STAFF PHOTO BY DAN PARKER The Trout Street road project is unearthing bits and pieces of Port Aransas history.
Island Construction workers have found a large amount of debris as they have torn apart the street and excavated a hole the length of the roadway to replace old water and sewer lines.
The debris has included decades-old glass bottles, including unbroken milk bottles that probably date back at least to the 1950s, according to Rick Pratt, director of the Port Aransas Museum.
Workers have found liquor bottles and at least one oldtimey looking hair oil bottle – Fitch Hair Oil, according to the cursive writing embossed in the bottle glass.
Glass from the past Dustin Mack, a worker with Island Construction, shows an old liquor bottle discovered as workers dug a deep hole under Trout Street recently.
STAFF PHOTO BY DAN PARKER Also dug up have been a vehicle headlamp and a spoked wheel, both of which might be quite a bit more than half a century old.
The discoveries are not surprising, Pratt said. Trout Street lies in one of the oldest parts of town, an area that long has been home to clusters of restaurants and bars.
“This is like finding two pages out of the middle of a story,” Pratt said. “There’s a story here, but we don’t know it all.”
Construction workers have set aside many of the old bottles and other objects they’ve found. Pratt said he would ask the workers to allow the museum to take custody of some of the relics, at least temporarily, to clean them up and try to learn more about them, such as their age.
Workers also have run across a lot of rotten wood, like railroad ties. They have hauled truckloads of the wood away for disposal in a landfill, according to Rick Snyder of Island Construction.
Pratt said no railroad ever ran through that part of town, but people may have used the ties in other kinds of construction.

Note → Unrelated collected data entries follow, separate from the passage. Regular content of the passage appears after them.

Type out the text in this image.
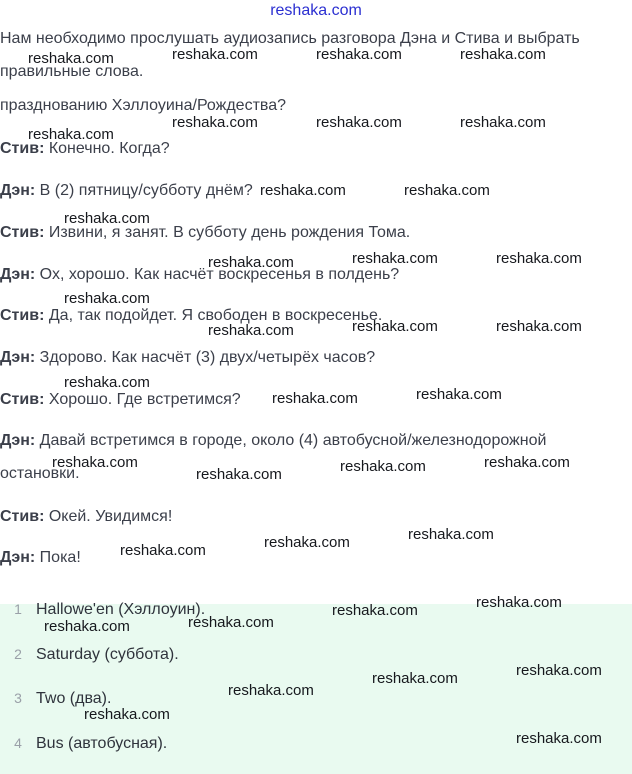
reshaka.com
Нам необходимо прослушать аудиозапись разговора Дэна и Стива и выбрать
правильные слова.
празднованию Хэллоуина/Рождества?
Стив: Конечно. Когда?
Дэн: В (2) пятницу/субботу днём?
Стив: Извини, я занят. В субботу день рождения Тома.
Дэн: Ох, хорошо. Как насчёт воскресенья в полдень?
Стив: Да, так подойдет. Я свободен в воскресенье.
Дэн: Здорово. Как насчёт (3) двух/четырёх часов?
Стив: Хорошо. Где встретимся?
Дэн: Давай встретимся в городе, около (4) автобусной/железнодорожной
остановки.
Стив: Окей. Увидимся!
Дэн: Пока!
1 Hallowe'en (Хэллоуин).
2 Saturday (суббота).
3 Two (два).
4 Bus (автобусная).
reshaka.com	reshaka.com	reshaka.com	reshaka.com
reshaka.com
reshaka.com	reshaka.com	reshaka.com
reshaka.com	reshaka.com
reshaka.com
reshaka.com	reshaka.com	reshaka.com
reshaka.com
reshaka.com	reshaka.com	reshaka.com
reshaka.com
reshaka.com	reshaka.com
reshaka.com
reshaka.com	reshaka.com	reshaka.com
reshaka.com	reshaka.com	reshaka.com
reshaka.com
reshaka.com
reshaka.com
reshaka.com
reshaka.com
reshaka.com
reshaka.com
reshaka.com
reshaka.com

In addition, workers have dug up a collection of roughly rectangular concrete blocks about two feet by one foot by one foot in size. Snyder said they look like they once were part of a long-gone building’s foundation.
The project means ripping out all of the old asphalt on Trout Street from Cotter Avenue to a point just beyond the entrance to a parking lot next to Shorty’s Place. Much of it will be replaced by a concrete road, and some of it will get new asphalt.
The road never has had underground drainage before, but it will have it after the project is finished.
It’s a $251,026 project, with $139,358 in city bond money paying for the street work portion. The money comes from $4.9 million in bonds approved by Port Aransas voters in 2008. The money has paid for street work all over town.
The Nueces County Water Control and Improvement District is doing $ 121,667 worth of water and sewer improvements.
Deputy City Manager Dave Parsons estimated that the project will continue for another two months.